Decades of preaching to the same people has kept him sharp. His wife takes meticulous notes in her study Bible, and Hornok said if he changes his position on a passage, she calls him out. He tries to preach new passages to deepen his Biblical knowledge: Last summer it was Obadiah.  

Another benefit to staying at the church has been long, deep relationships. Hornok baptized one man, performed his wedding, attended his children’s births, then years later officiated his wife’s funeral when she died of cancer. Now Hornok meets with the man and his new fiancée to help them prepare for marriage. “If I’d bounced around to other churches, I would have maybe had the experience of doing one of those things,” he said. “I am getting to do all of life with him as his pastor.”

Staying in Texarkana has also earned Hornok the community’s respect.
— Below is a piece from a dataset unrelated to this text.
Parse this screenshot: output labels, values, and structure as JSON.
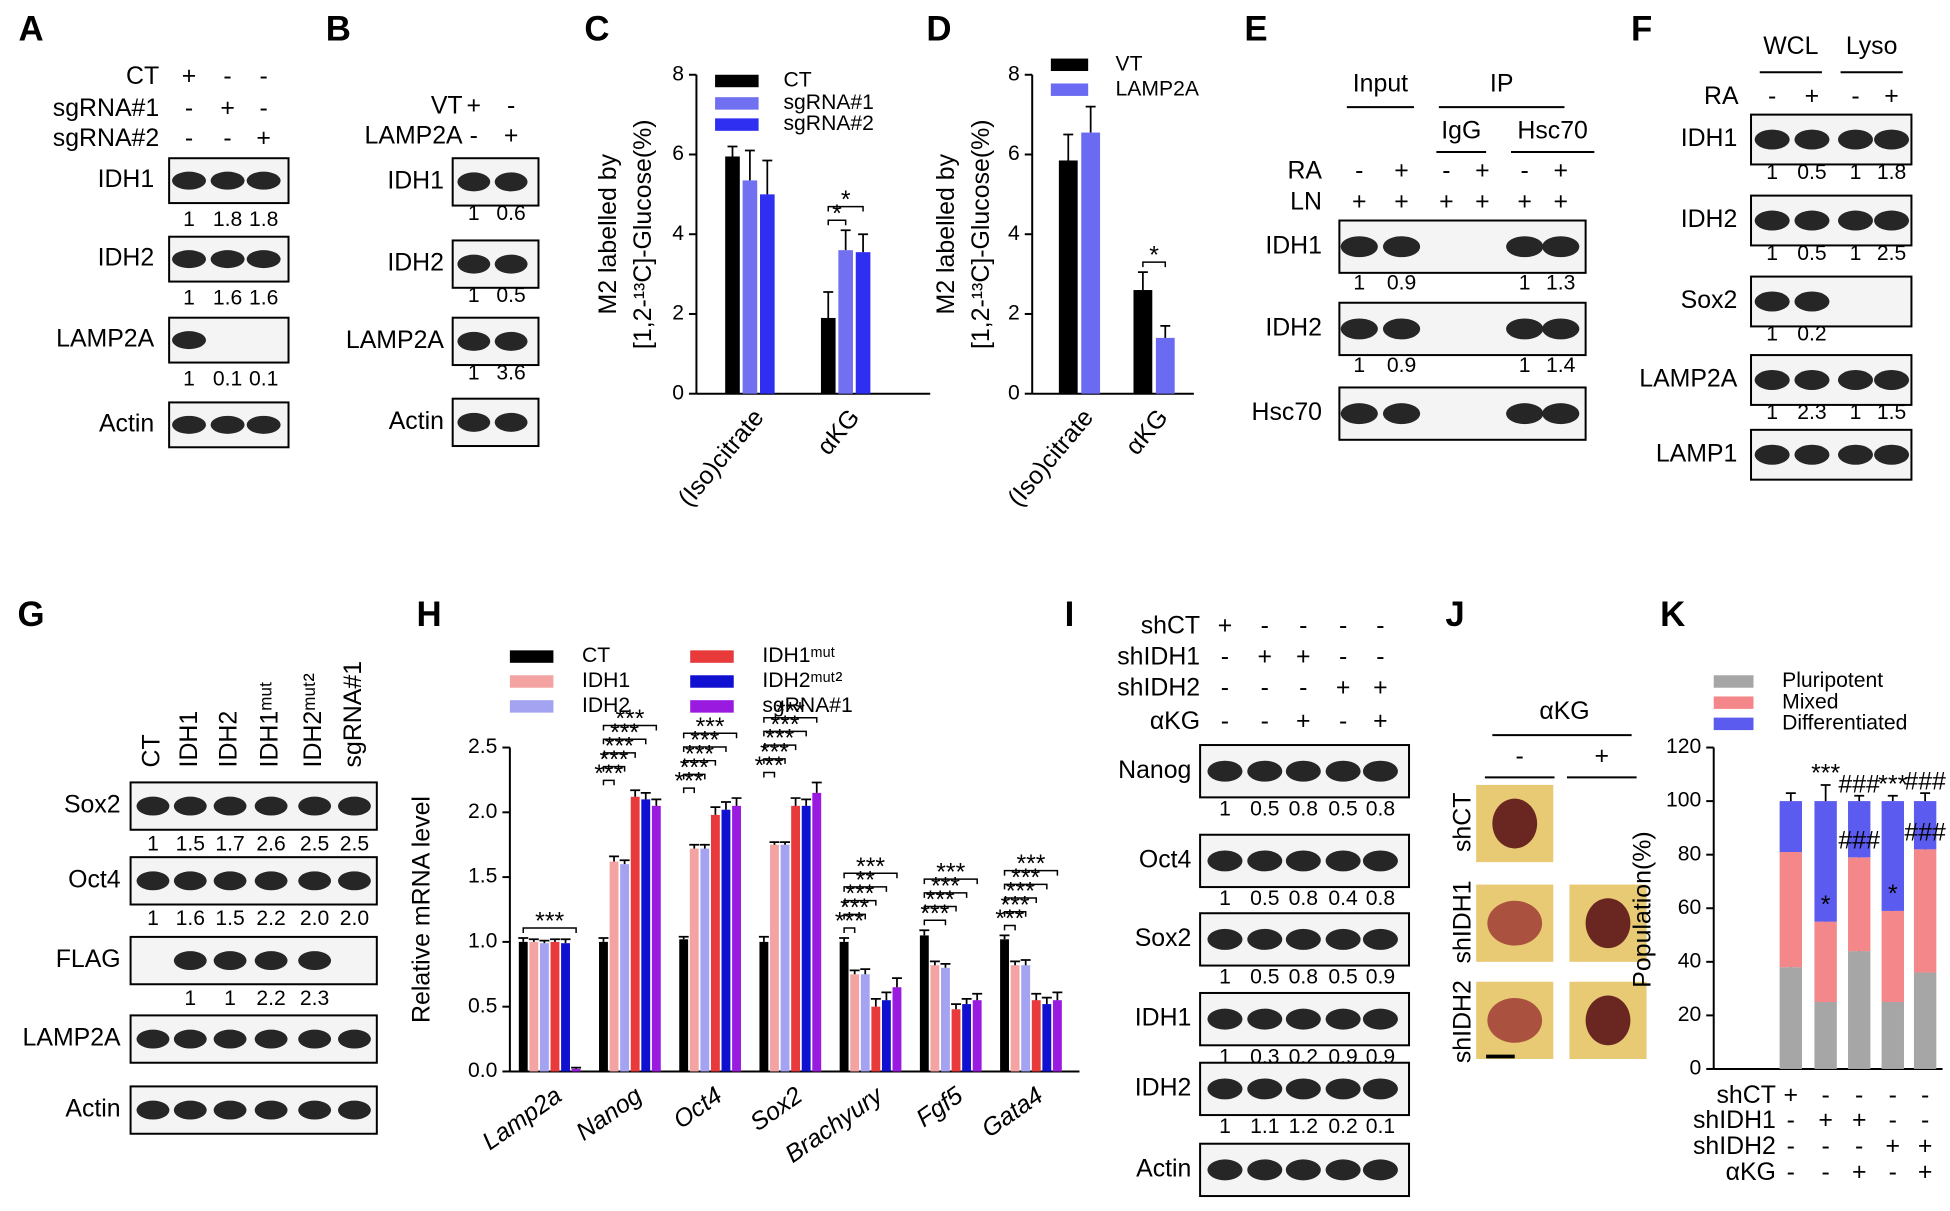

People ask his advice and value his opinion: Once, FBI agents consulted him as they strategized regarding local cult leader Tony Alamo. 

But pastoring the same church for decades comes with challenges. Hornok can’t preach the same way he did in the 1980s: Society has changed, and he needs creativity to communicate and offer relevant applications. He sees people using their smartphones during sermons and knows if he bumbles a Greek term, someone will fact-check him. 

Eight years ago, some disillusioned congregants became enamored with other local churches and asked, “Why can’t we be like them?” Their comments made Hornok wonder if it was time for a change. He interviewed with several churches, but none hired him. 

To Hornok’s surprise, the process helped to reignite his passion for his own church. The other churches’ consideration affirmed his preaching and ministry skills, leading the 61-year-old pastor to conclude, “You can do this, and you can do this well all the way to the end.”